Aus: junge
Welt vom 28.02.2020, Seite 11 / Feuilleton
Mit dem Gesicht zur Wand!
Auch Pädagogen können nichts für ihre Namen:
Erinnerungen an eine Schulzeit in Bayern
Von Nick Brauns
Was ein Nazi ist, davon hatte ich im
zarten Alter von acht oder neun Jahren nur eine vage Vorstellung. Es musste
allerdings so etwas wie Schuldirektor Feldmann sein, ahnte ich. Der gestrenge
grauhaarige Pädagoge mit dem scharfen Blick hinter den Brillengläsern leitete
die Grundschule im Münchner Nordosten, an die ich 1978 kam.
Die
Büßerecke
Alle paar Wochen wurden Klassen mehrerer
Jahrgangsstufen zum Gesangsunterricht mit dem Rektor in einem Saal
zusammengerufen. Mit der Gitarre in der Hand ließ uns Feldmann dann Liedgut
singen, welches er – Jahrgang 1925 – wohl in seiner verlorenen Jugend kennengelernt
hatte. Einzelne Lieder begegneten mir später während meines Geschichtsstudiums
in einem Liederbuch für Wehrmachtssoldaten. Unsere Pimpfen-Volksgemeinschaft
sah Feldmann offenbar gestört durch die wenigen Schüler mit
Migrationshintergrund, die im konkreten Fall aus Jugoslawien stammten.
»Schwarzer Zigeuner, in die Ecke! Mit dem Gesicht zur Wand!«
brüllte der Rektor, wenn von diesen Schülern ein falscher Ton kam. Sprang der
Gemeinte nicht sofort in die Büßerecke, half Feldmann, der in seiner Wut Gitarrensaiten
zum Reißen brachte, schon mal mit einem sanften Stoß nach. Das war in jener
Zeit nichts Ungewöhnliches, die Prügelstrafe wurde an Bayerischen Schulen ja
auch erst 1980 abgeschafft.
Ein ganz anderes Kaliber war der Leiter
des Wilhelm-Hausenstein-Gymnasiums, an das ich wechselte: ein liberaler
Pädagoge mit dem unpassenden Namen Horst Buhmann. Wenn der Schullautsprecher
knackte, der eigene Name ertönte und die Weisung kam, sich im Direktorat
einzufinden, verhieß das in der Regel dennoch nichts Gutes. Einmal stand
Buhmann bereits in der Tür seines Büros, in der Hand Aufrufe der DKP und des
Arbeiterbundes zu Protesten gegen die faschistischen Republikaner des
ehemaligen Waffen-SS-Mannes Franz Schönhuber.

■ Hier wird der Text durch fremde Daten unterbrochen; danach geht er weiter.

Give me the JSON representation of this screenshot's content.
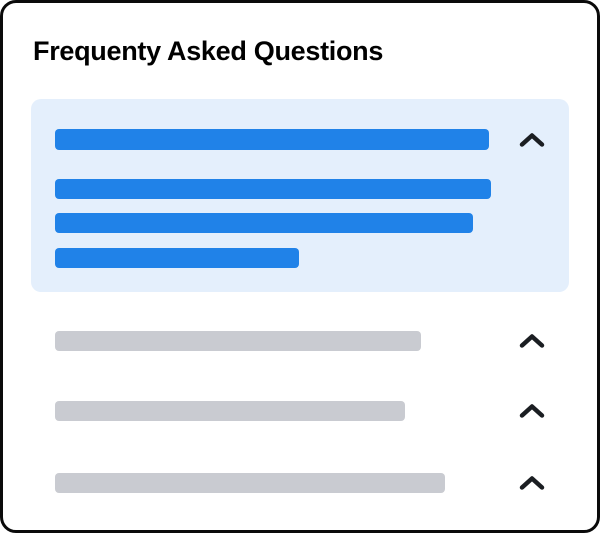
{
  "page": {
    "title": "Frequenty Asked Questions"
  },
  "colors": {
    "accent_blue": "#2082E8",
    "panel_blue": "#E4EFFC",
    "skeleton_gray": "#C9CBD1",
    "card_border": "#0A0A0A",
    "card_bg": "#FFFFFF",
    "chevron": "#1B1E22"
  },
  "faq": {
    "items": [
      {
        "state": "expanded",
        "icon": "chevron-up-icon",
        "question_bar_width": 434,
        "answer_bar_widths": [
          436,
          418,
          244
        ]
      },
      {
        "state": "collapsed",
        "icon": "chevron-up-icon",
        "question_bar_width": 366
      },
      {
        "state": "collapsed",
        "icon": "chevron-up-icon",
        "question_bar_width": 350
      },
      {
        "state": "collapsed",
        "icon": "chevron-up-icon",
        "question_bar_width": 390
      }
    ]
  }
}
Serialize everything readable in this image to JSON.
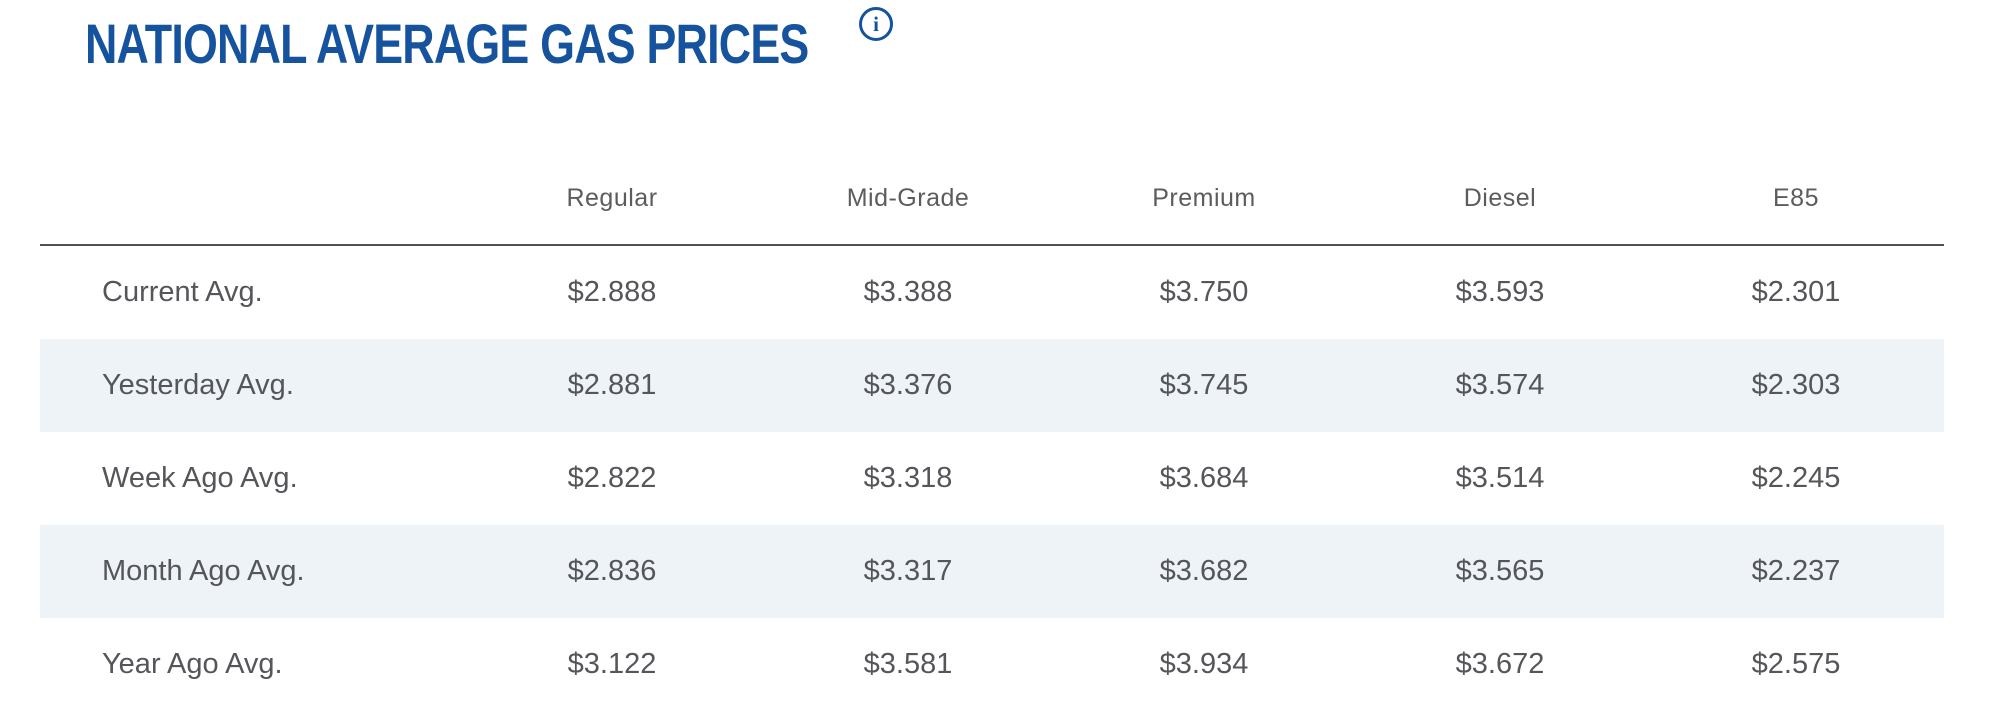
{
  "page": {
    "title": "NATIONAL AVERAGE GAS PRICES"
  },
  "icons": {
    "info_icon_glyph": "i"
  },
  "colors": {
    "title_blue": "#16539e",
    "cell_text_gray": "#55565a",
    "header_text_gray": "#5b5c5e",
    "stripe_background": "#eef3f8",
    "header_divider": "#515254"
  },
  "table": {
    "columns": [
      "Regular",
      "Mid-Grade",
      "Premium",
      "Diesel",
      "E85"
    ],
    "rows": [
      {
        "label": "Current Avg.",
        "values": [
          "$2.888",
          "$3.388",
          "$3.750",
          "$3.593",
          "$2.301"
        ]
      },
      {
        "label": "Yesterday Avg.",
        "values": [
          "$2.881",
          "$3.376",
          "$3.745",
          "$3.574",
          "$2.303"
        ]
      },
      {
        "label": "Week Ago Avg.",
        "values": [
          "$2.822",
          "$3.318",
          "$3.684",
          "$3.514",
          "$2.245"
        ]
      },
      {
        "label": "Month Ago Avg.",
        "values": [
          "$2.836",
          "$3.317",
          "$3.682",
          "$3.565",
          "$2.237"
        ]
      },
      {
        "label": "Year Ago Avg.",
        "values": [
          "$3.122",
          "$3.581",
          "$3.934",
          "$3.672",
          "$2.575"
        ]
      }
    ]
  }
}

Die Flugblätter hatten wir am Tag
zuvor an das Schwarze Brett der SMV – der Schülermitverantwortung – gehängt,
von wo sie gleich wieder verschwunden waren. Doch statt eines befürchteten
Verweises wegen Störung des Schulfriedens durch kommunistische Agitation
drückte uns der Direktor die Flugblätter wieder in die Hand mit den Worten:
»Die hat hier ein anderer Schüler abgegeben. Hängen Sie die mal wieder zurück
ans schwarze Brett.«
Als 1991 vermehrt Flüchtlinge unter
anderem aus dem gerade bombardierten Irak nach Bayern kamen, sollte auch die
Sporthalle des Hausenstein-Gymnasiums für ihre Aufnahme herhalten. Buhmann
verteidigte – unterstützt von vielen Eltern – seine Sporthalle energisch gegen
eine solche Zweckentfremdung. Wir angehenden Linksintellektuellen, denen der
Schulsport seit jeher ein Graus war, sahen dagegen die Chance, zwei Fliegen mit
einer Klappe zu schlagen und das Gebot der Humanität mit dem Verzicht auf
Leibesertüchtigungen zu verbinden. So tippten wir schnell mit Schreibmaschine
ein Flugblatt, das wir im Pausenhof verteilten. Einen presserechtlich
Verantwortlichen hatten wir nicht angegeben, doch der Kreis der Verdächtigen
war überschaubar. Also ließ Buhmann uns per Schullautsprecher ausrufen.
Das
Für und Wider
Statt eine Standpauke zu halten, lud uns
der Direktor zum Gespräch über das Für und Wider der Flüchtlingsunterbringung
bei Tee und Plätzchen in sein Zimmer. Für die Flüchtlinge wurde schließlich ein
weniger schülerschweißgetränkter Unterbringungsort gefunden, so dass wir weiter
unter dem Kommando eines jähzornigen Sportlehrers, über dessen
DKP-Mitgliedschaft hinter vorgehaltener Hand gemunkelt wurde, über Reck und
Barren turnen mussten. Buhmann wiederum konnte kaum ahnen, was er langfristig
anrichtete, als er mir bei einer Verlosung von Büchern, die der Deutsche
Taschenbuchverlag der Schule gespendet hatte, ausgerechnet einen Band mit
Lenin-Schriften übereignete.
Anfang der 90er Jahre kreuzten sich dann
noch einmal meine Wege mit denen des mittlerweile in den Ruhestand getretenen
Grundschuldirektors Feldmann. Mangels attraktiver linker Alternativen war ich
in die damals noch marxistisch geprägten Jusos eingetreten. Als ich
pflichtbewusst beim zugehörigen SPD-Ortsverein zum Antrittsbesuch
vorbeischaute, wurde mir dort der »sehr geschätzte Genosse Feldmann« aus dem
Bezirksausschuss vorgestellt. Nach Parteitradition wäre ich mit dem nun als
Heimatforscher seinen Ruhestand ausfüllenden Pädagogen sogar per Du gewesen. Doch ich bekam kein Wort heraus, ich war einfach
baff, den einstigen Schultyrannen nun im roten Pelz wieder zu treffen. Ehe mich
jetzt Nachfahren des im Jahr 2014 Verstorbenen, der sich als Pensionär sehr
verdient um Stadtteilkultur gemacht haben soll, wegen übler Nachrede verklagen,
möchte ich mich korrigieren. Sicherlich war Herbert Feldmann gar kein Nazi,
sondern höchstens so ein bayerischer Provinz-Sarrazin.